Le DT1 cliniquement établi est précédé par deux stades précliniques : le stade 1, défini par une auto-immunité bêta pancréatique mais sans anomalie de la tolérance glucidique, et le stade 2, où l’auto-immunité s’associe à des altérations débutantes du bilan glycémique. Quant au stade 3, il correspond à une majoration du niveau d’hyperglycémie et à des signes cliniques de diabète qui, s’ils ne sont pas repérés rapidement, pourront conduire à une acidocétose, anomalie métabolique sévère mettant en jeu le pronostic vital. « C’est malheureusement actuellement le mode de révélation le plus fréquent chez les patients », rappelle la Dr Élise Bismuth (hôpital Robert-Debré, AP-HP).
La recherche de quatre autoanticorps (aAcs) dirigés contre les cellules bêta pancréatiques permet de faire le diagnostic dès le stade 1, lorsqu’au moins deux aAcs sont présents.

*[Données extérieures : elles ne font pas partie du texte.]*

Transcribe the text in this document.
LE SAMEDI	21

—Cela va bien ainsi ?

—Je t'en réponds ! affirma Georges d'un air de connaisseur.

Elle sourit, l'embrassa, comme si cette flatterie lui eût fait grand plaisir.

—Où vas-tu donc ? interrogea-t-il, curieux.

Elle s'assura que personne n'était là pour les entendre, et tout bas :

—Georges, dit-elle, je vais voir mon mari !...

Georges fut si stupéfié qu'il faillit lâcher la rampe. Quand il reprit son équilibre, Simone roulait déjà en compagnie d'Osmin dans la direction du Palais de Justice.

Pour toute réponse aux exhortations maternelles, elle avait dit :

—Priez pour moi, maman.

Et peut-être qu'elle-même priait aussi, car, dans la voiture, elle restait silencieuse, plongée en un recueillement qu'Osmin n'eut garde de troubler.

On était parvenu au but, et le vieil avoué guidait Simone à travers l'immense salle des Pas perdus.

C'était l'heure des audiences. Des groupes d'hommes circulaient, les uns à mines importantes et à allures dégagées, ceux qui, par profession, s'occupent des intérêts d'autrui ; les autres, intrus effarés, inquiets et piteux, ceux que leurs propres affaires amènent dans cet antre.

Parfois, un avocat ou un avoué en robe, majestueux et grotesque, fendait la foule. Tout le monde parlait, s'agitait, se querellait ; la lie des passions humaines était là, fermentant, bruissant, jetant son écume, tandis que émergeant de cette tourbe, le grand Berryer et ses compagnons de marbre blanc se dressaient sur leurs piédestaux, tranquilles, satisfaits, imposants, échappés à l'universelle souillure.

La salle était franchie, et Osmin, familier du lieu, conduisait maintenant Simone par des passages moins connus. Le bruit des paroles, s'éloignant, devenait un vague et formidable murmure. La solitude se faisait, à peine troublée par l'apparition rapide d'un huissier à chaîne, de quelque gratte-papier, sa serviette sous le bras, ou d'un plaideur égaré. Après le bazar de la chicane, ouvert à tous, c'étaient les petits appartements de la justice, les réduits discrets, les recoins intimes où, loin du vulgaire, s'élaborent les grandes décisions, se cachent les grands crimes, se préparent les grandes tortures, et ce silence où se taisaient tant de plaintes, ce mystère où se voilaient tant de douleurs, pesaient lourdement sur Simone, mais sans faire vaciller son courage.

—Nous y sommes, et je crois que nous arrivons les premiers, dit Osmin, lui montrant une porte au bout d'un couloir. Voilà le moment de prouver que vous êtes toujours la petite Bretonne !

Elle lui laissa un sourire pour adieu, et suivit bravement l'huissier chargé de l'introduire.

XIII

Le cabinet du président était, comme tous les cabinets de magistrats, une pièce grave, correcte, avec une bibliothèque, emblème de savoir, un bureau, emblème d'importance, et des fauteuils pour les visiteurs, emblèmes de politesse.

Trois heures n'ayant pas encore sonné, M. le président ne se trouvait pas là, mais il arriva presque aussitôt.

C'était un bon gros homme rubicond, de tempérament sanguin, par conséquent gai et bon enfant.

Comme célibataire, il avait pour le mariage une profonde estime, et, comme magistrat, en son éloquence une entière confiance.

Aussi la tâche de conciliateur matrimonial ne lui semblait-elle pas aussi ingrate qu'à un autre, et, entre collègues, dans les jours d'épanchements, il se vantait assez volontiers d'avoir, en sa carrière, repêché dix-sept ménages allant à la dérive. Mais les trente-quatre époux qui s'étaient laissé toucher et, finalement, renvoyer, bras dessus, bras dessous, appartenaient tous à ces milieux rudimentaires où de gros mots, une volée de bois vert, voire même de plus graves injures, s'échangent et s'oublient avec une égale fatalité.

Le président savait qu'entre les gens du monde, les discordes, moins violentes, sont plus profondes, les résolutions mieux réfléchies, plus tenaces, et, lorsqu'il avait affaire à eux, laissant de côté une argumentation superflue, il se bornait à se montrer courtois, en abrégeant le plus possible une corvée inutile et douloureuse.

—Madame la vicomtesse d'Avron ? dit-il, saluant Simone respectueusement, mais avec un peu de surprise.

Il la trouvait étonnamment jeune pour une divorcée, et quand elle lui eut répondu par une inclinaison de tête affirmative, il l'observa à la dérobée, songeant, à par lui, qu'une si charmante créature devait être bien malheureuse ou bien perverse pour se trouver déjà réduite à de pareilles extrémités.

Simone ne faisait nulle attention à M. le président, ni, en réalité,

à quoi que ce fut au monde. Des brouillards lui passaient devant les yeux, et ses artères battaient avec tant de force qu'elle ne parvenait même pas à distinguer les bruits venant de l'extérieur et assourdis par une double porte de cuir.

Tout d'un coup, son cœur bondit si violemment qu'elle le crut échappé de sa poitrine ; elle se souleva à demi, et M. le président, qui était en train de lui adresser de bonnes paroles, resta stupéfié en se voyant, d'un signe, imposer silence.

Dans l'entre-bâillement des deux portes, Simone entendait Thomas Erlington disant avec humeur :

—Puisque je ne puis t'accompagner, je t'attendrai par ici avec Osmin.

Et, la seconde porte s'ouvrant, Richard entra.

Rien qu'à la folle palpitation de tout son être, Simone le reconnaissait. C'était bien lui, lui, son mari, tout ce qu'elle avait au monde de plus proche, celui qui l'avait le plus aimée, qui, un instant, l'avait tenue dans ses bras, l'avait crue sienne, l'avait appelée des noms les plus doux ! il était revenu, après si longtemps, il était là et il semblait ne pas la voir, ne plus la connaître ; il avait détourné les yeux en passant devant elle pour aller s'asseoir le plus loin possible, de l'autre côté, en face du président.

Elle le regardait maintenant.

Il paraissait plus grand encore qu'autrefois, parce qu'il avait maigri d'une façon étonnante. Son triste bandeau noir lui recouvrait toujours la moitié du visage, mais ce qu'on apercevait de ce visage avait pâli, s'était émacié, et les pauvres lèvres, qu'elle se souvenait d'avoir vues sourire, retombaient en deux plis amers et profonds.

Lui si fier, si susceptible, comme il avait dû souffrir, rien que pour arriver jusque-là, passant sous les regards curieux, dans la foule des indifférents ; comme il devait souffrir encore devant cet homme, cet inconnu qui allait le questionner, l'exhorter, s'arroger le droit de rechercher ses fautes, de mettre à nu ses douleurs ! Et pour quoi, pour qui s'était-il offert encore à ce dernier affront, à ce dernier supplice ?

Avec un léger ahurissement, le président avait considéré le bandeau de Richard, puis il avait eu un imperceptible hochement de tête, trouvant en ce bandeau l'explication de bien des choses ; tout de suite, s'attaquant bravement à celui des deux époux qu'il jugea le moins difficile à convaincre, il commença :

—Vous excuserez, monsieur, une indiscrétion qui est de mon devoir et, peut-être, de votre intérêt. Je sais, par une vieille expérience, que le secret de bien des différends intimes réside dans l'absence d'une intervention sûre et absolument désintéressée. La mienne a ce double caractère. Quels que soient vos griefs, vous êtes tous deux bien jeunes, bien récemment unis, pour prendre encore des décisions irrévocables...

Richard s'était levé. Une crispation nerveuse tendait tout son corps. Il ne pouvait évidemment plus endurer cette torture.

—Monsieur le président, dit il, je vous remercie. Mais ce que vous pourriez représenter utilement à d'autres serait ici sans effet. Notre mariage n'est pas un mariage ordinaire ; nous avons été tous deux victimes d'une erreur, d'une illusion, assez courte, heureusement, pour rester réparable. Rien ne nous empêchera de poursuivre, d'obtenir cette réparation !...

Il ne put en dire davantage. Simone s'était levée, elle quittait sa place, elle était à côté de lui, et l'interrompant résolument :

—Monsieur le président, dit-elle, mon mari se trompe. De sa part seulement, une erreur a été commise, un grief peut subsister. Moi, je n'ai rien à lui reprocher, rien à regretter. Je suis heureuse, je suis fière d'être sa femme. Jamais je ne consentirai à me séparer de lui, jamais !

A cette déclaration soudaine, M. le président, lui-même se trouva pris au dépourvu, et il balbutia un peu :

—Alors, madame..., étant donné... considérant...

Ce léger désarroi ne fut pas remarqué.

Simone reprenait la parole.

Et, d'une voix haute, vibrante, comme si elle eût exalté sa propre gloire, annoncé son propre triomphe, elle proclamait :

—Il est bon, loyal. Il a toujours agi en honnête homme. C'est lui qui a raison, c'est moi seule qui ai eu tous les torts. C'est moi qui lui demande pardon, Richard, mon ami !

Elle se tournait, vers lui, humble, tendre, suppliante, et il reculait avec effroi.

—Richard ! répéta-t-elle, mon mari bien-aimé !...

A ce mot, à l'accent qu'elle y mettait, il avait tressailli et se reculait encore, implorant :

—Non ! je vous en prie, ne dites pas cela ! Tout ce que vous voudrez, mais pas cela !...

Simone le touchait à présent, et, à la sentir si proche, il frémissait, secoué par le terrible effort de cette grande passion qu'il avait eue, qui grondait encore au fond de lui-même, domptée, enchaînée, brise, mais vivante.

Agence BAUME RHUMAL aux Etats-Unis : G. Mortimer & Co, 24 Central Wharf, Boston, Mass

La présence d’un seul aAc définit le pré-stade 1, qui peut régresser, persister ou se compléter avec d’autres aAcs. Le stade 2 y associe une intolérance au glucose, avec des hyperglycémies transitoires, en particulier sur les temps précoces de l’HGPO, les tracés de mesure du glucose en continu, voire des anomalies de la GAJ – entre 1 et 1,26 g –, et/ou une HbA1c entre 5,8 et 6,5 %.
Un dépistage chez les apparentés au premier degré
Divers programmes de dépistage se sont développés dans le monde et ont montré leurs bénéfices. Le risque pour un apparenté au premier degré de développer un DT1 étant au moins dix fois plus élevé que dans la population générale, le programme européen Innodia est fondé sur la recherche des aAcs, chez les apparentés âgés de 1 à 45 ans. En France, il a été déployé ces dernières années par le Pr Roberto Mallone (hôpital Cochin, Paris), premier auteur d’une prise de position d’experts français détaillant comment et quand intervenir (1).
Cette approche devra entrer en soins courants, avec des précisions sur ses modalités
Le but est de faire entrer cette approche de dépistage en soins courants, en précisant ses modalités : à partir de quel âge, quand recontrôler en cas de résultats négatifs, quel suivi pour les patients repérés à un stade précoce de DT1.
Retarder la maladie et limiter les complications
Le dépistage précoce permet d’éviter l’acidocétose (les études ayant d’ailleurs bien montré que, même quand un apparenté est déjà diagnostiqué DT1 dans la famille, le taux d’acidocétose n’est pas réduit), d’accompagner les personnes repérées à un stade précoce notamment sur le plan psychologique, d’agir sur les facteurs modifiables (sédentarité, surpoids, obésité) et d’améliorer le pronostic de la maladie par un traitement le plus précoce possible, avec un meilleur équilibre métabolique initial et à long terme, donc moins de complications.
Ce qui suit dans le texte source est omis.